In the next talk, Rocco Servedio presented his work with Costas Daskalakis and Ilias Diakonikolas on learning and testing $k$-modal distributions. He focused on the learning problem, in which the goal is to obtain an algorithm that outputs a distribution with total variation distance at most $\epsilon$ from the sampled distribution. The algorithm has to use few samples and be computationally efficient. The first approach to the problem is to partition the support into intervals of mass approximately $\epsilon/k$ each, and then run an algorithm for learning monotone distributions on each of them. This gives a suboptimal algorithm that can be improved, using a testing algorithm to find the intervals containing maxima and minima of the distribution efficiently. The testing algorithm verifies that the distribution is monotone, provided it is $k$-modal. The general monotonicity question requires $\Omega(\sqrt{n})$ samples, where $n$ is the support size. The algorithms that Rocco presented use only $\mathrm{poly}(k,\log n,1/\epsilon)$ samples and are not far from the best known lower bound.

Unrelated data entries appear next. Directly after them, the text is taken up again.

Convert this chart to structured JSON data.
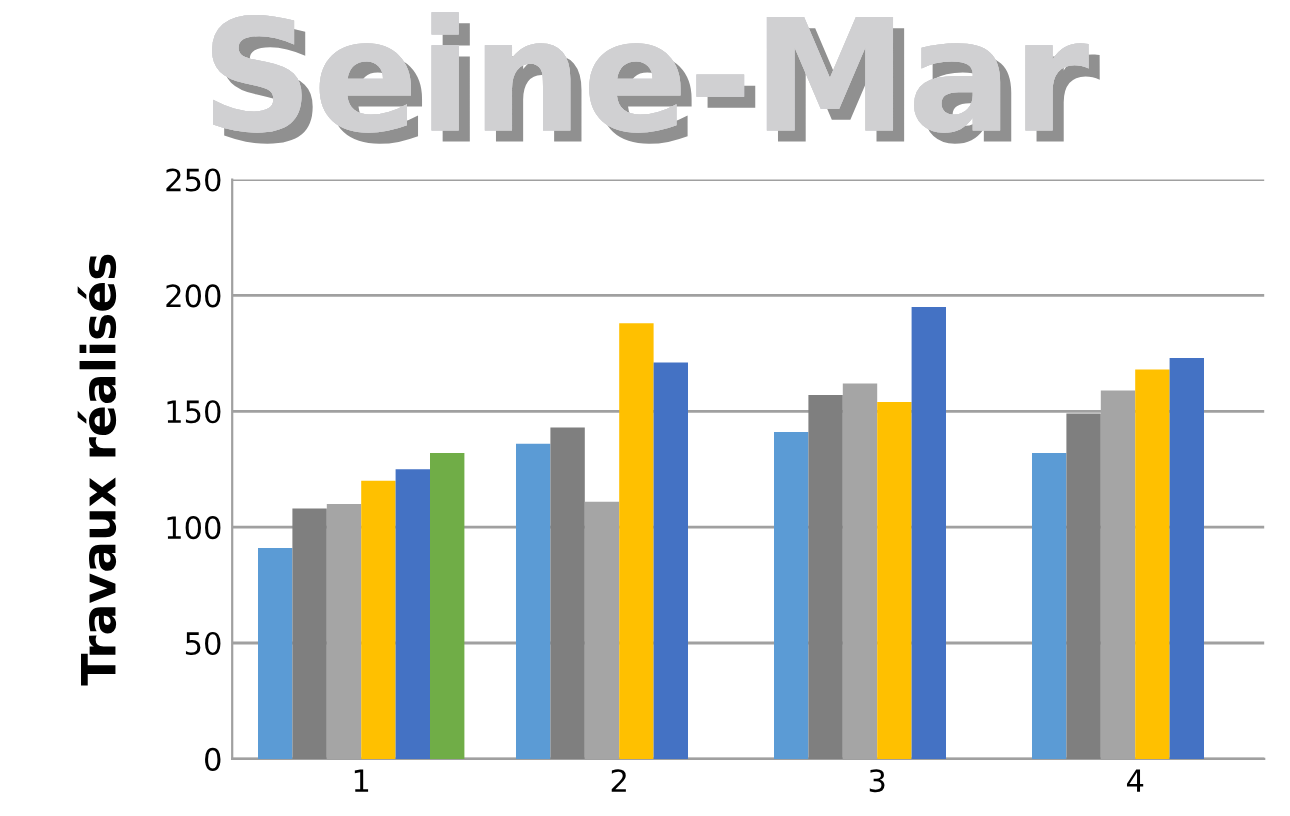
{
  "chart_data": {
    "type": "bar",
    "title": "Seine-Mar",
    "ylabel": "Travaux réalisés",
    "categories": [
      "1",
      "2",
      "3",
      "4"
    ],
    "series": [
      {
        "color": "#5b9bd5",
        "values": [
          91,
          136,
          141,
          132
        ]
      },
      {
        "color": "#7f7f7f",
        "values": [
          108,
          143,
          157,
          149
        ]
      },
      {
        "color": "#a5a5a5",
        "values": [
          110,
          111,
          162,
          159
        ]
      },
      {
        "color": "#ffc000",
        "values": [
          120,
          188,
          154,
          168
        ]
      },
      {
        "color": "#4472c4",
        "values": [
          125,
          171,
          195,
          173
        ]
      },
      {
        "color": "#70ad47",
        "values": [
          132,
          null,
          null,
          null
        ]
      }
    ],
    "ylim": [
      0,
      250
    ],
    "yticks": [
      0,
      50,
      100,
      150,
      200,
      250
    ],
    "grid": "y"
  }
}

During the following coffee break, we admired a part of the castle’s exposition, just outside of the lecture room:

Madhu Sudan discussed his several papers with various coauthors on local testability of affine-invariant properties. Many kinds of property testing can be seen as the study of a specific set of invariants. For instance, the invariants for graphs are permutations of vertices. For Boolean functions, they are often permutations of variables.
In this talk, Madhu looked at functions mapping $K$ to $F$, where both $F$ and $K$ are fields, and the size of $K$ is $|F|^n$. The affine invariance means that if a function $f$ has the tested property, so does the function $g_{a,b}(x) = f(ax + b)$. One of the main inspirations for this work is linearity testing ([Blum, Luby, Rubinfeld]), which has been very useful and resulted in surprising testers that use only a constant number of queries. One of the goals is to discover other such interesting properties that may be just as useful. Among other things, Madhu discussed the important subclass of affine-invariant properties that have “single orbit characterizations”. One can show that these properties are locally testable with one sided error. Madhu showed a sequence of classes, in which this one was innermost. Further research goals include understanding the testability of superclasses of properties in this sequence.

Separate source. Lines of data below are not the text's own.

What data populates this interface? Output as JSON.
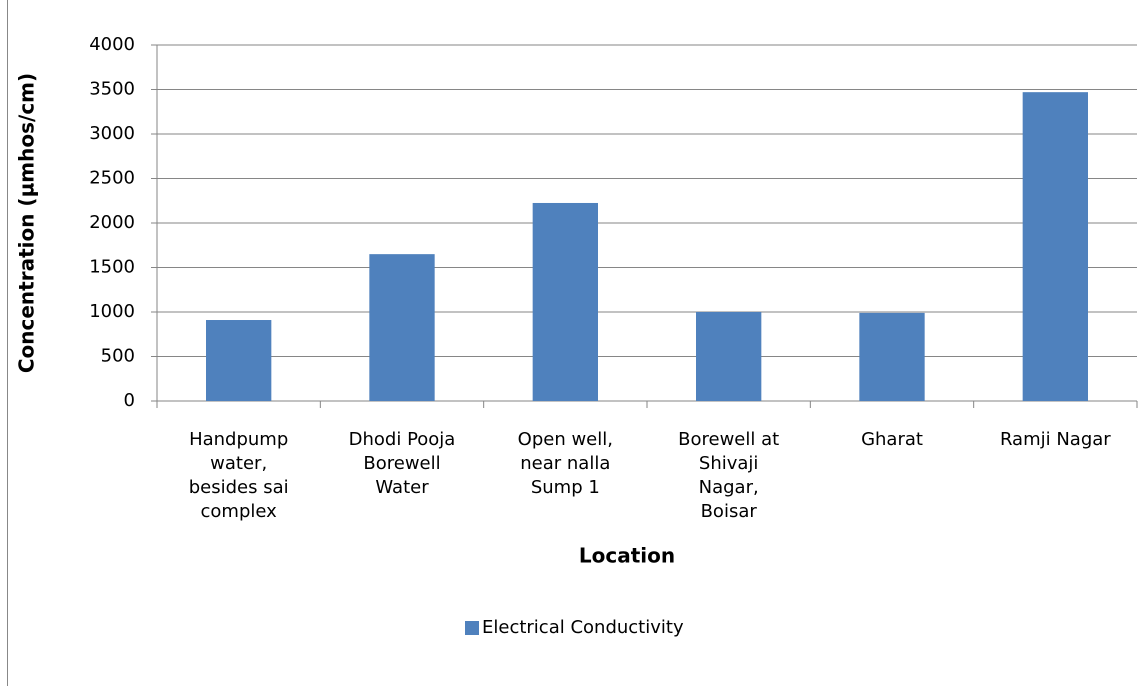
{
  "chart_data": {
    "type": "bar",
    "x_label": "Location",
    "y_label": "Concentration (µmhos/cm)",
    "categories": [
      "Handpump water, besides sai complex",
      "Dhodi Pooja Borewell Water",
      "Open well, near nalla Sump 1",
      "Borewell at Shivaji Nagar, Boisar",
      "Gharat",
      "Ramji Nagar"
    ],
    "series": [
      {
        "name": "Electrical Conductivity",
        "color": "#4f81bd",
        "values": [
          910,
          1650,
          2225,
          1000,
          990,
          3470
        ]
      }
    ],
    "ylim": [
      0,
      4000
    ],
    "yticks": [
      0,
      500,
      1000,
      1500,
      2000,
      2500,
      3000,
      3500,
      4000
    ],
    "grid": true,
    "legend": "bottom"
  }
}
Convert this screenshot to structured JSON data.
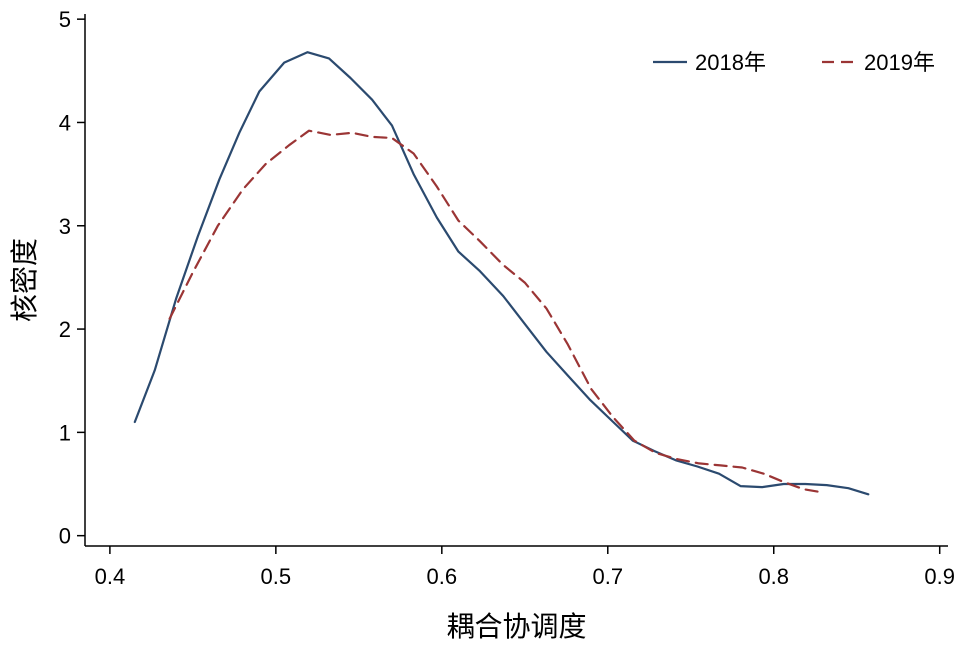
{
  "chart_data": {
    "type": "line",
    "title": "",
    "xlabel": "耦合协调度",
    "ylabel": "核密度",
    "xlim": [
      0.385,
      0.905
    ],
    "ylim": [
      -0.1,
      5.05
    ],
    "xticks": [
      0.4,
      0.5,
      0.6,
      0.7,
      0.8,
      0.9
    ],
    "xtick_labels": [
      "0.4",
      "0.5",
      "0.6",
      "0.7",
      "0.8",
      "0.9"
    ],
    "yticks": [
      0,
      1,
      2,
      3,
      4,
      5
    ],
    "ytick_labels": [
      "0",
      "1",
      "2",
      "3",
      "4",
      "5"
    ],
    "grid": false,
    "legend_position": "top-right",
    "series": [
      {
        "name": "2018年",
        "color": "#2b4a6f",
        "dash": "solid",
        "points": [
          [
            0.415,
            1.1
          ],
          [
            0.427,
            1.6
          ],
          [
            0.44,
            2.3
          ],
          [
            0.453,
            2.9
          ],
          [
            0.466,
            3.45
          ],
          [
            0.478,
            3.9
          ],
          [
            0.49,
            4.3
          ],
          [
            0.505,
            4.58
          ],
          [
            0.519,
            4.68
          ],
          [
            0.532,
            4.62
          ],
          [
            0.545,
            4.43
          ],
          [
            0.558,
            4.22
          ],
          [
            0.57,
            3.97
          ],
          [
            0.583,
            3.5
          ],
          [
            0.597,
            3.08
          ],
          [
            0.61,
            2.75
          ],
          [
            0.623,
            2.56
          ],
          [
            0.637,
            2.32
          ],
          [
            0.65,
            2.05
          ],
          [
            0.663,
            1.78
          ],
          [
            0.676,
            1.55
          ],
          [
            0.689,
            1.32
          ],
          [
            0.702,
            1.12
          ],
          [
            0.715,
            0.92
          ],
          [
            0.728,
            0.82
          ],
          [
            0.741,
            0.73
          ],
          [
            0.754,
            0.67
          ],
          [
            0.767,
            0.6
          ],
          [
            0.78,
            0.48
          ],
          [
            0.793,
            0.47
          ],
          [
            0.806,
            0.5
          ],
          [
            0.819,
            0.5
          ],
          [
            0.832,
            0.49
          ],
          [
            0.845,
            0.46
          ],
          [
            0.857,
            0.4
          ]
        ]
      },
      {
        "name": "2019年",
        "color": "#9b3535",
        "dash": "dashed",
        "points": [
          [
            0.436,
            2.1
          ],
          [
            0.45,
            2.55
          ],
          [
            0.465,
            3.0
          ],
          [
            0.48,
            3.35
          ],
          [
            0.494,
            3.6
          ],
          [
            0.508,
            3.78
          ],
          [
            0.52,
            3.92
          ],
          [
            0.533,
            3.88
          ],
          [
            0.546,
            3.9
          ],
          [
            0.558,
            3.86
          ],
          [
            0.57,
            3.85
          ],
          [
            0.583,
            3.7
          ],
          [
            0.597,
            3.38
          ],
          [
            0.61,
            3.05
          ],
          [
            0.623,
            2.85
          ],
          [
            0.637,
            2.62
          ],
          [
            0.65,
            2.45
          ],
          [
            0.663,
            2.2
          ],
          [
            0.676,
            1.85
          ],
          [
            0.69,
            1.42
          ],
          [
            0.703,
            1.15
          ],
          [
            0.716,
            0.92
          ],
          [
            0.729,
            0.8
          ],
          [
            0.742,
            0.74
          ],
          [
            0.755,
            0.7
          ],
          [
            0.768,
            0.68
          ],
          [
            0.781,
            0.66
          ],
          [
            0.794,
            0.6
          ],
          [
            0.806,
            0.52
          ],
          [
            0.818,
            0.45
          ],
          [
            0.829,
            0.42
          ]
        ]
      }
    ]
  }
}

Arnab Bhattacharyya touched upon a related topic. He focused on Boolean functions on the hypercube. For dense graphs, it has been shown that the properties testable in constant-time are exactly hereditary properties (or “almost hereditary properties”). Hereditary properties are the properties closed under vertex removal. A similar question arises in the study of Boolean functions. A subspace hereditary property is property that still holds if the function is restricted to a subspace. The main conjecture that this line of research tries to resolve is: “All subspace-hereditary linear-invariant properties are testable.” Arnab presented a proof that a large subclass of these properties is testable.

Tali Kaufman talked about her recent research with Irit Dinur. They investigate the relation between locally testable codes and expander graphs. [Sipser, Spielman] showed that expanders can be used to obtain very good correcting codes. A natural question that arises in this context is what graphs lead to good codes. It turns out that using expanders with sufficiently good expansion one can obtain locally testable codes, provided the expansion is not too high, in which case the code loses the property called robustness (see [Ben-Sasson, Harsha, Raskhodnikova]). So what can we say about graphs that lead to locally testable codes? Tali showed that the constraint graph of such codes is a small set expander, that is, all sets of sublinear size expand well.